A Novel Approach for Data-Free, Physics-Informed Neural Networks in Fluid Mechanics Using the Principle of Minimum Pressure Gradient
Ahmed M. Atallah, Abdelrahman A. Elmaradny, Haithem E. Taha
Abstract
Fluid dynamics traditionally relies on the solution of the Navier-Stokes equations -- a set of non-linear partial differential equations that represent Newton's second law for fluid motion. However, these equations can be challenging to solve numerically for complex flow scenarios. This paper introduces a novel approach, applying Physics-Informed Neural Networks (PINNs) to fluid mechanics problems by implementing the principle of minimum pressure gradient (PMPG), which asserts that an incompressible flow evolves from one instant to another such that the total magnitude of the pressure gradient in the domain is minimized.
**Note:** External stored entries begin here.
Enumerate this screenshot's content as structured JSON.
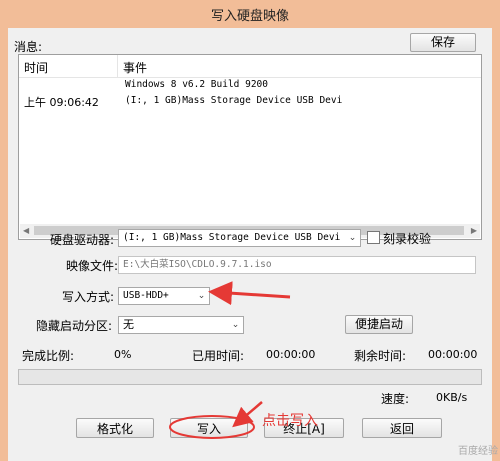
{
  "window": {
    "title": "写入硬盘映像"
  },
  "messages": {
    "label": "消息:",
    "save_button": "保存",
    "columns": {
      "time": "时间",
      "event": "事件"
    },
    "rows": [
      {
        "time": "",
        "event": "Windows 8 v6.2 Build 9200"
      },
      {
        "time": "上午 09:06:42",
        "event": "(I:, 1 GB)Mass Storage Device USB Devi"
      }
    ]
  },
  "drive": {
    "label": "硬盘驱动器:",
    "value": "(I:, 1 GB)Mass Storage Device USB Devi",
    "verify_label": "刻录校验",
    "verify_checked": false
  },
  "image_file": {
    "label": "映像文件:",
    "value": "E:\\大白菜ISO\\CDLO.9.7.1.iso"
  },
  "write_mode": {
    "label": "写入方式:",
    "value": "USB-HDD+"
  },
  "hidden_partition": {
    "label": "隐藏启动分区:",
    "value": "无",
    "quick_boot_button": "便捷启动"
  },
  "status": {
    "progress_label": "完成比例:",
    "progress_value": "0%",
    "elapsed_label": "已用时间:",
    "elapsed_value": "00:00:00",
    "remaining_label": "剩余时间:",
    "remaining_value": "00:00:00",
    "progress_fraction": 0,
    "speed_label": "速度:",
    "speed_value": "0KB/s"
  },
  "buttons": {
    "format": "格式化",
    "write": "写入",
    "stop": "终止[A]",
    "back": "返回"
  },
  "annotation": {
    "text": "点击写入",
    "color": "#e53935"
  },
  "watermark": "百度经验"
}
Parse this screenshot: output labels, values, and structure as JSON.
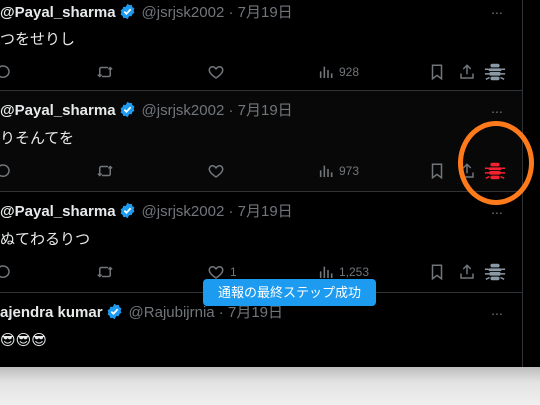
{
  "posts": [
    {
      "name": "@Payal_sharma",
      "handle": "@jsrjsk2002 · 7月19日",
      "text": "つをせりし",
      "views": "928",
      "likes": ""
    },
    {
      "name": "@Payal_sharma",
      "handle": "@jsrjsk2002 · 7月19日",
      "text": "りそんてを",
      "views": "973",
      "likes": ""
    },
    {
      "name": "@Payal_sharma",
      "handle": "@jsrjsk2002 · 7月19日",
      "text": "ぬてわるりつ",
      "views": "1,253",
      "likes": "1"
    },
    {
      "name": "ajendra kumar",
      "handle": "@Rajubijrnia · 7月19日",
      "text": "😎😎😎",
      "views": "",
      "likes": ""
    }
  ],
  "more_label": "...",
  "toast": {
    "text": "通報の最終ステップ成功"
  },
  "colors": {
    "accent": "#1d9bf0",
    "highlight_circle": "#ff7a1a",
    "bug_active": "#f4212e",
    "bug_default": "#8b98a5"
  },
  "icons": [
    "reply-icon",
    "retweet-icon",
    "like-icon",
    "views-icon",
    "bookmark-icon",
    "share-icon",
    "report-bug-icon",
    "verified-badge-icon",
    "more-icon"
  ]
}
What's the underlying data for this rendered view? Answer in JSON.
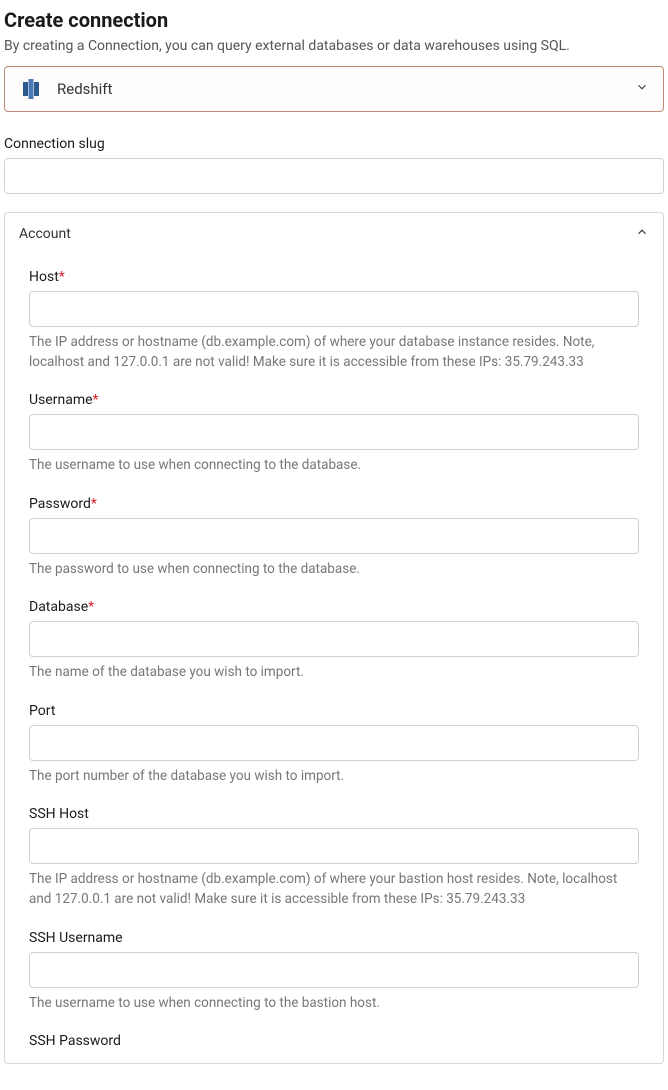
{
  "page": {
    "title": "Create connection",
    "subtitle": "By creating a Connection, you can query external databases or data warehouses using SQL."
  },
  "connector": {
    "selected_label": "Redshift"
  },
  "slug": {
    "label": "Connection slug",
    "value": ""
  },
  "account_section": {
    "title": "Account",
    "fields": {
      "host": {
        "label": "Host",
        "required": true,
        "value": "",
        "help": "The IP address or hostname (db.example.com) of where your database instance resides. Note, localhost and 127.0.0.1 are not valid! Make sure it is accessible from these IPs: 35.79.243.33"
      },
      "username": {
        "label": "Username",
        "required": true,
        "value": "",
        "help": "The username to use when connecting to the database."
      },
      "password": {
        "label": "Password",
        "required": true,
        "value": "",
        "help": "The password to use when connecting to the database."
      },
      "database": {
        "label": "Database",
        "required": true,
        "value": "",
        "help": "The name of the database you wish to import."
      },
      "port": {
        "label": "Port",
        "required": false,
        "value": "",
        "help": "The port number of the database you wish to import."
      },
      "ssh_host": {
        "label": "SSH Host",
        "required": false,
        "value": "",
        "help": "The IP address or hostname (db.example.com) of where your bastion host resides. Note, localhost and 127.0.0.1 are not valid! Make sure it is accessible from these IPs: 35.79.243.33"
      },
      "ssh_username": {
        "label": "SSH Username",
        "required": false,
        "value": "",
        "help": "The username to use when connecting to the bastion host."
      },
      "ssh_password": {
        "label": "SSH Password",
        "required": false,
        "value": "",
        "help": ""
      }
    }
  }
}
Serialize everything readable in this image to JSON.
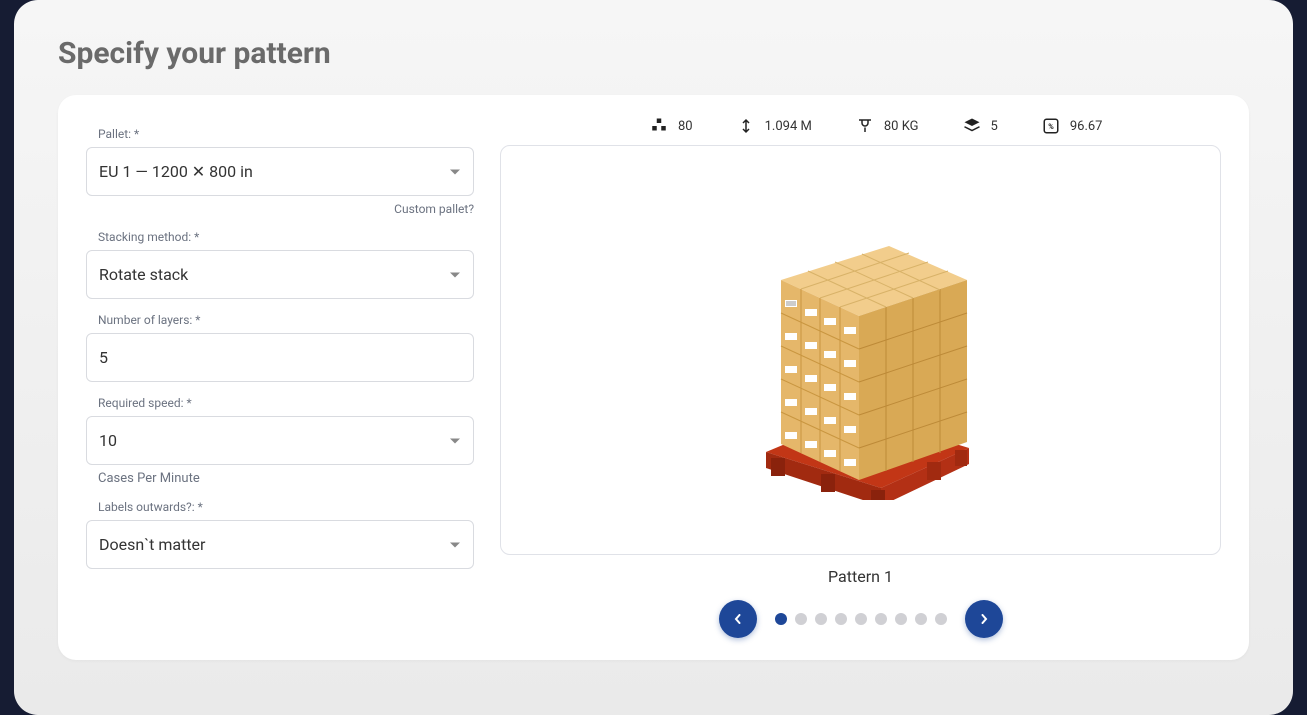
{
  "title": "Specify your pattern",
  "form": {
    "pallet": {
      "label": "Pallet: *",
      "value": "EU 1 — 1200 ✕ 800 in",
      "custom_link": "Custom pallet?"
    },
    "stacking": {
      "label": "Stacking method: *",
      "value": "Rotate stack"
    },
    "layers": {
      "label": "Number of layers: *",
      "value": "5"
    },
    "speed": {
      "label": "Required speed: *",
      "value": "10",
      "hint": "Cases Per Minute"
    },
    "labels": {
      "label": "Labels outwards?: *",
      "value": "Doesn`t matter"
    }
  },
  "stats": {
    "count": "80",
    "height": "1.094 M",
    "weight": "80 KG",
    "layers": "5",
    "efficiency": "96.67"
  },
  "pattern_label": "Pattern 1",
  "dot_count": 9,
  "active_dot": 0
}
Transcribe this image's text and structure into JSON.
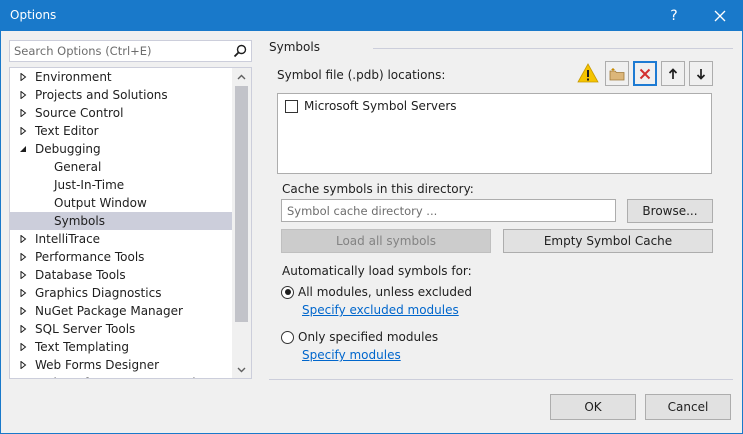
{
  "window": {
    "title": "Options",
    "help_glyph": "?",
    "close_icon": "close-icon"
  },
  "search": {
    "placeholder": "Search Options (Ctrl+E)",
    "icon": "search-icon"
  },
  "tree": {
    "items": [
      {
        "label": "Environment",
        "expanded": false,
        "child": false,
        "selected": false
      },
      {
        "label": "Projects and Solutions",
        "expanded": false,
        "child": false,
        "selected": false
      },
      {
        "label": "Source Control",
        "expanded": false,
        "child": false,
        "selected": false
      },
      {
        "label": "Text Editor",
        "expanded": false,
        "child": false,
        "selected": false
      },
      {
        "label": "Debugging",
        "expanded": true,
        "child": false,
        "selected": false
      },
      {
        "label": "General",
        "expanded": false,
        "child": true,
        "selected": false
      },
      {
        "label": "Just-In-Time",
        "expanded": false,
        "child": true,
        "selected": false
      },
      {
        "label": "Output Window",
        "expanded": false,
        "child": true,
        "selected": false
      },
      {
        "label": "Symbols",
        "expanded": false,
        "child": true,
        "selected": true
      },
      {
        "label": "IntelliTrace",
        "expanded": false,
        "child": false,
        "selected": false
      },
      {
        "label": "Performance Tools",
        "expanded": false,
        "child": false,
        "selected": false
      },
      {
        "label": "Database Tools",
        "expanded": false,
        "child": false,
        "selected": false
      },
      {
        "label": "Graphics Diagnostics",
        "expanded": false,
        "child": false,
        "selected": false
      },
      {
        "label": "NuGet Package Manager",
        "expanded": false,
        "child": false,
        "selected": false
      },
      {
        "label": "SQL Server Tools",
        "expanded": false,
        "child": false,
        "selected": false
      },
      {
        "label": "Text Templating",
        "expanded": false,
        "child": false,
        "selected": false
      },
      {
        "label": "Web Forms Designer",
        "expanded": false,
        "child": false,
        "selected": false
      },
      {
        "label": "Web Performance Test Tools",
        "expanded": false,
        "child": false,
        "selected": false
      }
    ]
  },
  "symbols": {
    "section_title": "Symbols",
    "pdb_label": "Symbol file (.pdb) locations:",
    "locations": [
      {
        "label": "Microsoft Symbol Servers",
        "checked": false
      }
    ],
    "toolbar_icons": [
      "warning-icon",
      "new-folder-icon",
      "remove-icon",
      "move-up-icon",
      "move-down-icon"
    ],
    "cache_label": "Cache symbols in this directory:",
    "cache_placeholder": "Symbol cache directory ...",
    "browse_label": "Browse...",
    "load_all_label": "Load all symbols",
    "empty_cache_label": "Empty Symbol Cache",
    "auto_label": "Automatically load symbols for:",
    "option_all_label": "All modules, unless excluded",
    "link_excluded": "Specify excluded modules",
    "option_specified_label": "Only specified modules",
    "link_specify": "Specify modules",
    "selected_option": "all"
  },
  "footer": {
    "ok_label": "OK",
    "cancel_label": "Cancel"
  },
  "colors": {
    "titlebar": "#1979ca",
    "link": "#0066cc",
    "selection": "#cccedb",
    "warning": "#f5c400",
    "remove": "#d32f2f"
  }
}
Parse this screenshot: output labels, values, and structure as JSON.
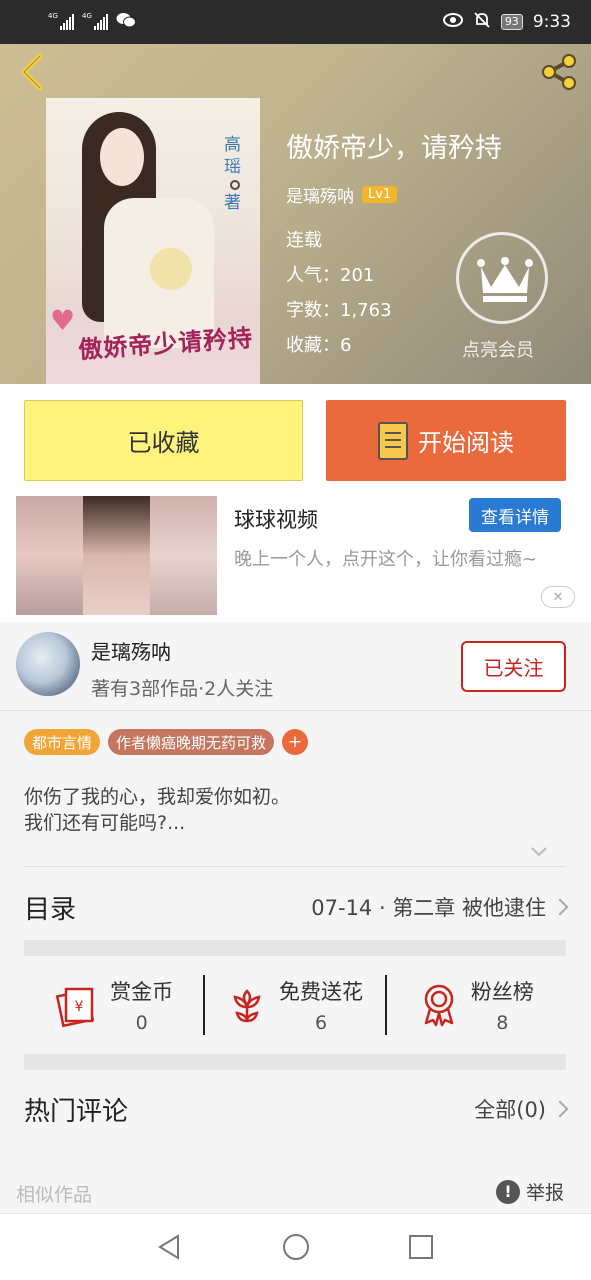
{
  "status_bar": {
    "net1": "4G",
    "net2": "4G",
    "battery": "93",
    "time": "9:33"
  },
  "book": {
    "title": "傲娇帝少，请矜持",
    "author": "是璃殇呐",
    "level": "Lv1",
    "status": "连载",
    "popularity": "人气：201",
    "word_count": "字数：1,763",
    "favorites": "收藏：6",
    "vip_label": "点亮会员",
    "cover_author": "高瑶",
    "cover_author_suffix": "著",
    "cover_title": "傲娇帝少请矜持"
  },
  "actions": {
    "fav_label": "已收藏",
    "read_label": "开始阅读"
  },
  "ad": {
    "title": "球球视频",
    "detail_label": "查看详情",
    "desc": "晚上一个人，点开这个，让你看过瘾~",
    "close_label": "✕"
  },
  "author_card": {
    "name": "是璃殇呐",
    "stats": "著有3部作品·2人关注",
    "follow_label": "已关注"
  },
  "tags": [
    "都市言情",
    "作者懒癌晚期无药可救"
  ],
  "tag_add": "+",
  "synopsis": {
    "line1": "你伤了我的心，我却爱你如初。",
    "line2": "我们还有可能吗?..."
  },
  "toc": {
    "title": "目录",
    "latest": "07-14 · 第二章 被他逮住"
  },
  "stats": [
    {
      "label": "赏金币",
      "value": "0",
      "icon": "red-envelope-icon"
    },
    {
      "label": "免费送花",
      "value": "6",
      "icon": "flower-icon"
    },
    {
      "label": "粉丝榜",
      "value": "8",
      "icon": "medal-icon"
    }
  ],
  "hot_comments": {
    "title": "热门评论",
    "all_label": "全部(0)"
  },
  "footer": {
    "similar": "相似作品",
    "report": "举报"
  },
  "colors": {
    "accent": "#ea6a3e",
    "fav": "#fdf37d",
    "follow": "#c7261f",
    "ad_button": "#2a7ad4"
  }
}
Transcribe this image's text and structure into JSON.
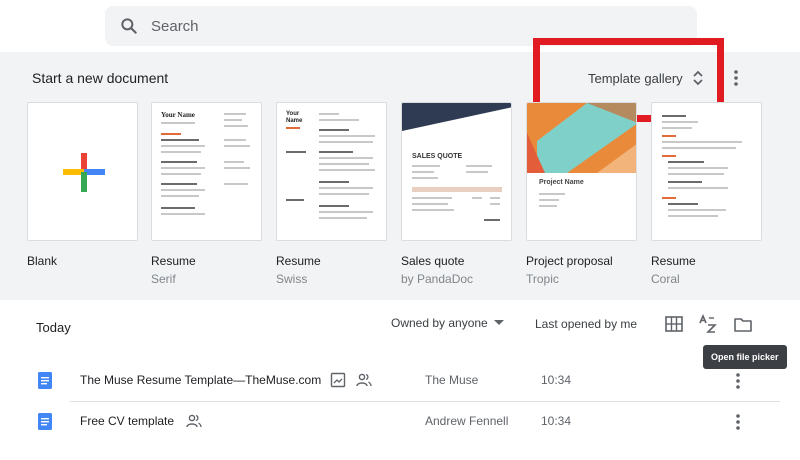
{
  "search": {
    "placeholder": "Search"
  },
  "templates_section": {
    "title": "Start a new document",
    "gallery_label": "Template gallery",
    "items": [
      {
        "name": "Blank",
        "sub": ""
      },
      {
        "name": "Resume",
        "sub": "Serif",
        "thumb_heading": "Your Name"
      },
      {
        "name": "Resume",
        "sub": "Swiss",
        "thumb_heading": "Your Name"
      },
      {
        "name": "Sales quote",
        "sub": "by PandaDoc",
        "thumb_heading": "SALES QUOTE"
      },
      {
        "name": "Project proposal",
        "sub": "Tropic",
        "thumb_heading": "Project Name"
      },
      {
        "name": "Resume",
        "sub": "Coral",
        "thumb_heading": ""
      }
    ]
  },
  "recent": {
    "title": "Today",
    "owner_filter": "Owned by anyone",
    "sort_label": "Last opened by me",
    "tooltip": "Open file picker",
    "rows": [
      {
        "title": "The Muse Resume Template—TheMuse.com",
        "owner": "The Muse",
        "time": "10:34"
      },
      {
        "title": "Free CV template",
        "owner": "Andrew Fennell",
        "time": "10:34"
      }
    ]
  },
  "colors": {
    "section_bg": "#f1f3f4",
    "doc_blue": "#4285f4",
    "highlight_red": "#e01b22",
    "plus_red": "#ea4335",
    "plus_blue": "#4285f4",
    "plus_yellow": "#fbbc04",
    "plus_green": "#34a853"
  },
  "icons": [
    "search-icon",
    "unfold-icon",
    "more-vert-icon",
    "grid-view-icon",
    "sort-az-icon",
    "folder-icon",
    "docs-file-icon",
    "image-icon",
    "shared-people-icon"
  ]
}
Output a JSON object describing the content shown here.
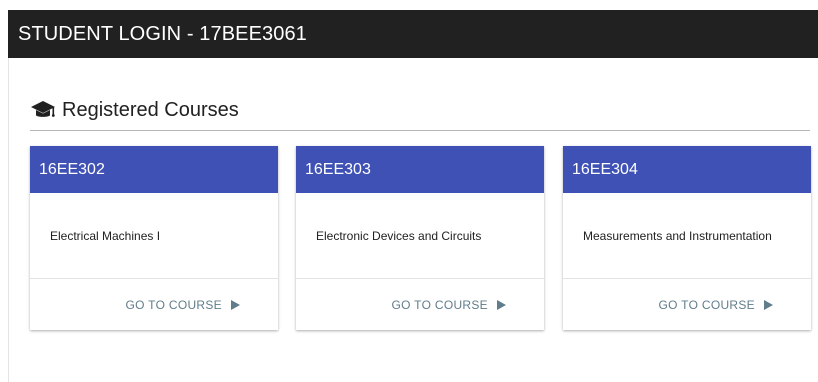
{
  "header": {
    "title": "STUDENT LOGIN - 17BEE3061",
    "background": "#212121"
  },
  "section": {
    "icon": "graduation-cap-icon",
    "title": "Registered Courses"
  },
  "courses": [
    {
      "code": "16EE302",
      "name": "Electrical Machines I",
      "action_label": "GO TO COURSE"
    },
    {
      "code": "16EE303",
      "name": "Electronic Devices and Circuits",
      "action_label": "GO TO COURSE"
    },
    {
      "code": "16EE304",
      "name": "Measurements and Instrumentation",
      "action_label": "GO TO COURSE"
    }
  ],
  "colors": {
    "card_header": "#3f51b5",
    "action_text": "#607d8b"
  }
}
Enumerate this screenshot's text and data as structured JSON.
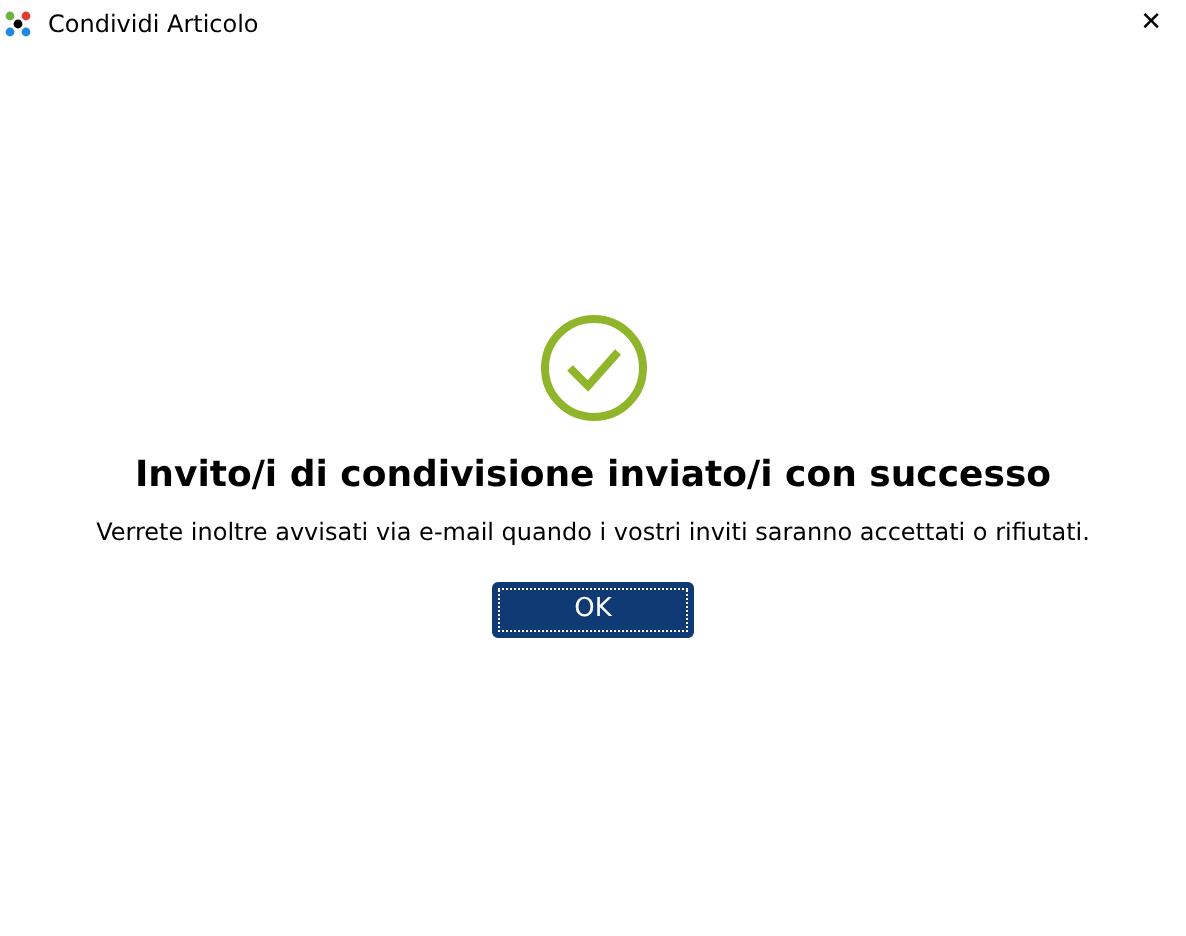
{
  "window": {
    "title": "Condividi Articolo",
    "close": "✕"
  },
  "message": {
    "title": "Invito/i di condivisione inviato/i con successo",
    "text": "Verrete inoltre avvisati via e-mail quando i vostri inviti saranno accettati o rifiutati."
  },
  "buttons": [
    {
      "label": "OK",
      "focused": true
    }
  ]
}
Leveraging Gauss' principle of least constraint, this method bypasses the need for a direct solution of the Navier-Stokes equations, and instead, translates the fluid mechanics problem into a minimization problem. We demonstrate the effectiveness of this data-free method by solving the problem of flow around a cylinder, resulting in a model that aligns well with the expected physics, and showing a negligible deviation from Euler's equation in a scenario of an inviscid, and incompressible flow.